Before diving into methodological details, we emphasize that there is an extensive and fast growing literature on stochastic mortality modeling for a single population, and a lot of methods for 2 populations (such as joint modeling of Male/Female longevity). However, few models exist for predictive multi-population longevity analysis beyond two populations. Thus, our motivation is to provide a predictive front-end to the wealth of data in HMD which is an amazing resource that is not fully leveraged by most existing tools.

It is generally accepted that there is strong commonality in mortality experiences of different populations. Consequently, aggregation of mortality datasets affords better capture of trends and denoising of raw longevity data, improving prediction accuracy. This applies both to the static structure of longevity (in terms of Age and Year) and in its dynamic evolution over time. Data fusion is also important for mitigating model risk, i.e. for fitting the best model within the proposed class. In our approach, this translates into better (hyper)-parameter estimates and less likelihood that the statistical model “goes rogue”. In other words, a multi-population model will have higher actuarial credibility. This is especially true for smaller nations with just a few million inhabitants.

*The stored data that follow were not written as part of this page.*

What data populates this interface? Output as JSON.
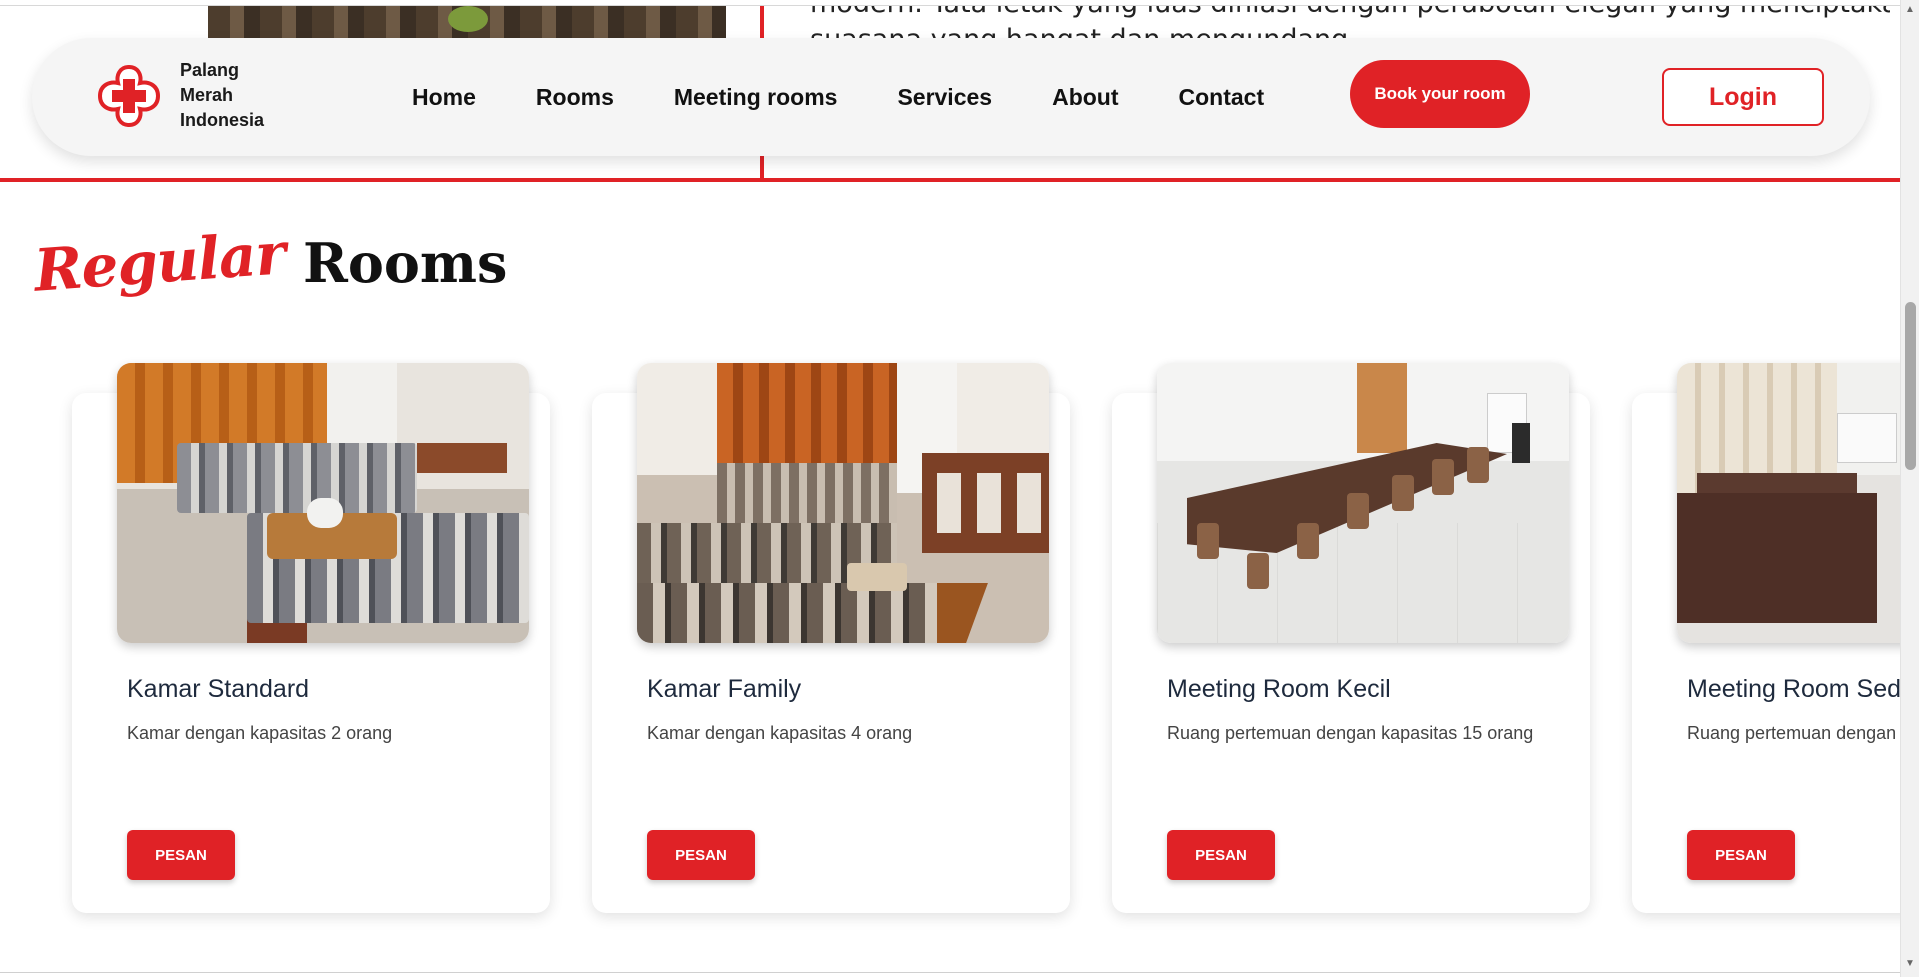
{
  "hero": {
    "text_line1": "modern. Tata letak yang luas dihiasi dengan perabotan elegan yang menciptakan",
    "text_line2": "suasana yang hangat dan mengundang"
  },
  "nav": {
    "brand_line1": "Palang",
    "brand_line2": "Merah",
    "brand_line3": "Indonesia",
    "links": [
      "Home",
      "Rooms",
      "Meeting rooms",
      "Services",
      "About",
      "Contact"
    ],
    "book_label": "Book your room",
    "login_label": "Login"
  },
  "section": {
    "title_script": "Regular",
    "title_main": "Rooms"
  },
  "cards": [
    {
      "title": "Kamar Standard",
      "desc": "Kamar dengan kapasitas 2 orang",
      "button": "PESAN"
    },
    {
      "title": "Kamar Family",
      "desc": "Kamar dengan kapasitas 4 orang",
      "button": "PESAN"
    },
    {
      "title": "Meeting Room Kecil",
      "desc": "Ruang pertemuan dengan kapasitas 15 orang",
      "button": "PESAN"
    },
    {
      "title": "Meeting Room Sedang",
      "desc": "Ruang pertemuan dengan kapasitas",
      "button": "PESAN"
    }
  ],
  "colors": {
    "brand_red": "#e02226",
    "navbar_bg": "#f5f5f5"
  },
  "icons": {
    "logo": "red-cross-flower-logo",
    "scroll_up": "triangle-up-icon",
    "scroll_down": "triangle-down-icon"
  }
}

Moreover, joint models capture information fusion, which is very valuable since mortality data are released asynchronously. With a joint model one can rely on the newly released data of a related foreign population to update and improve the domestic forecast (see Tutorial III). Last but not least, joint models are critical for generating forecasts and future scenarios simultaneously across multiple populations. Individual models will tend to be non-coherent, i.e. include scenarios where the joint mortality trends cross-over or diverge in unrealistic ways.

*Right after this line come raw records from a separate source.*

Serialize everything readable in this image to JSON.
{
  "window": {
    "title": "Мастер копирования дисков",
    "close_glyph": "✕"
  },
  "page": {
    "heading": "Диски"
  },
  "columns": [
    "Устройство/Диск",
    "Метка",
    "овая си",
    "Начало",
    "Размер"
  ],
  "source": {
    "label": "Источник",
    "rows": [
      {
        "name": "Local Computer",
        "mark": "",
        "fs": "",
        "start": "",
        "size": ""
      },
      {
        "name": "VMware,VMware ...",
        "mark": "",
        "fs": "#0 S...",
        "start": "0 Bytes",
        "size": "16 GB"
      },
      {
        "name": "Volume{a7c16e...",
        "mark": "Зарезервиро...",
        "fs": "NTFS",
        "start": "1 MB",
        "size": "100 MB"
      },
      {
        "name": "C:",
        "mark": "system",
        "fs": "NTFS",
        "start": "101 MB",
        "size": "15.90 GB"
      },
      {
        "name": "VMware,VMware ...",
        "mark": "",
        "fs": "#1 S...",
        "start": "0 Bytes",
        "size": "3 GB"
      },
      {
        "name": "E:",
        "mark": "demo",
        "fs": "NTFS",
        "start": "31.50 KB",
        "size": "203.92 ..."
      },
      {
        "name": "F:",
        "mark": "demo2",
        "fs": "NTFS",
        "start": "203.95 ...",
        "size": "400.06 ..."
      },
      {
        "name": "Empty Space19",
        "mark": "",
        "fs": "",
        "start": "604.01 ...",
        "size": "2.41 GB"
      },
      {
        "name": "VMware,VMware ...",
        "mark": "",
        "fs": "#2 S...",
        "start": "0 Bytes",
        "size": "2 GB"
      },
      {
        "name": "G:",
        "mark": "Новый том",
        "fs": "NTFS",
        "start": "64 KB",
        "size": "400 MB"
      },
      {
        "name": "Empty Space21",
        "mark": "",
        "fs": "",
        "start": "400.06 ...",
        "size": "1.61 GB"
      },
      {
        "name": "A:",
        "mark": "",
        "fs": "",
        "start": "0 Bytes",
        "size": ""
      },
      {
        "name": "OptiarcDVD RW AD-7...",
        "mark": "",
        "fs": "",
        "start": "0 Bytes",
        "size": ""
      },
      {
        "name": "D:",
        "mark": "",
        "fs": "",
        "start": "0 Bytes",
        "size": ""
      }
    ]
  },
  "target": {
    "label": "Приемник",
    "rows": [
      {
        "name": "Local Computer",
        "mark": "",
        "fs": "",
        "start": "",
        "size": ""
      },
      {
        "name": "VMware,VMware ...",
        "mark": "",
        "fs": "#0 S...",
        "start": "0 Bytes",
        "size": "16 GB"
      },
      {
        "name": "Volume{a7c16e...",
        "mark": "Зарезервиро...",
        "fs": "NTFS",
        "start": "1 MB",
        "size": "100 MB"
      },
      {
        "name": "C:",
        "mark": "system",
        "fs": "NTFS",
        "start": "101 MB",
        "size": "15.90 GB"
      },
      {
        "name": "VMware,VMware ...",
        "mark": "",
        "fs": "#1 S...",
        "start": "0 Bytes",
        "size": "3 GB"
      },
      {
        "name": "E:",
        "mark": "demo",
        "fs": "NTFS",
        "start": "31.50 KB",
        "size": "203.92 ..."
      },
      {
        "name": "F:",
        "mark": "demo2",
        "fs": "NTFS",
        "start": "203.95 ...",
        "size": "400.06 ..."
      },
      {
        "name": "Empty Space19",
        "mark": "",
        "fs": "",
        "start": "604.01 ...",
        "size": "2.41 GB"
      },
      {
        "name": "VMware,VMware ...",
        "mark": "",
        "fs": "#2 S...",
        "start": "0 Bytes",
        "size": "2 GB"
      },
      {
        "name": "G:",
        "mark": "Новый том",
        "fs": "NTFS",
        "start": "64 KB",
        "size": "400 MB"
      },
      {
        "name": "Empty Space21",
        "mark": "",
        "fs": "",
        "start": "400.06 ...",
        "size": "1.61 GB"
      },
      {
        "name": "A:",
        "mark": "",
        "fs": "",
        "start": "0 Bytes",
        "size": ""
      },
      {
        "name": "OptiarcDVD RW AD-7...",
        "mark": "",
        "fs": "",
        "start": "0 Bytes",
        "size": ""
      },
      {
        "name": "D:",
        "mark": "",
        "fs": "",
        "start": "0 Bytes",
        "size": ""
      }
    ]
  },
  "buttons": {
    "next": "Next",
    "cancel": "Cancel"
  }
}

\(\color{#c64329}{\text{Data}}\)

For all the case studies, we work with mortality data from the Human Mortality Database which provides aggregated mortality statistics at the national level for more than 40 developed countries across the globe.

The HMD applies the same consistent set of procedures on each population and presently focuses on developed economies where death registrations and census data are available and reliable. For our analysis we rely on one-year age groups, concentrating on Ages 50–84 (retirement ages most relevant for predictive actuarial analysis) for both genders and calendar Years 1990–2016. We note that HMD data is typically delayed for 2-3 years from the present to allow thorough cleaning and double checking of all data.

The dataset is organized as a large table. The \(n\)th observation for the \(l\)th country contains (i) Age and Year as a pair of independent variables, \((x_{ag}^n,x_{yr}^n)\), and (ii) the natural logarithm of the observed mortality rate, \[\begin{equation} y^n = \log\bigg[\frac{\text{Death counts at $(x_{ag}^n,x_{yr}^n)$}}{\text{Exposed-to-risk counts at $(x_{ag}^n,x_{yr}^n)$}}\bigg]=\log\bigg[\frac{D^n}{E^n}\bigg]. \end{equation}\] For example \((x_{ag},x_{yr},y) = (64,2010,-4.2)\) means that for that population the Age-64 yearly mortality rate in 2010 was \(e^{-4.2} = 0.0149956\), i.e. about 1.5% chance that a 64-year old would not make it to their 65th birthday.

We denote by \(\mathcal{D}_l =\{(x^n,y^n)\}_{n=1}^N\) the dataset for the \(l\)th country. In the analysis below we will work with 1 or more populations simultaneously.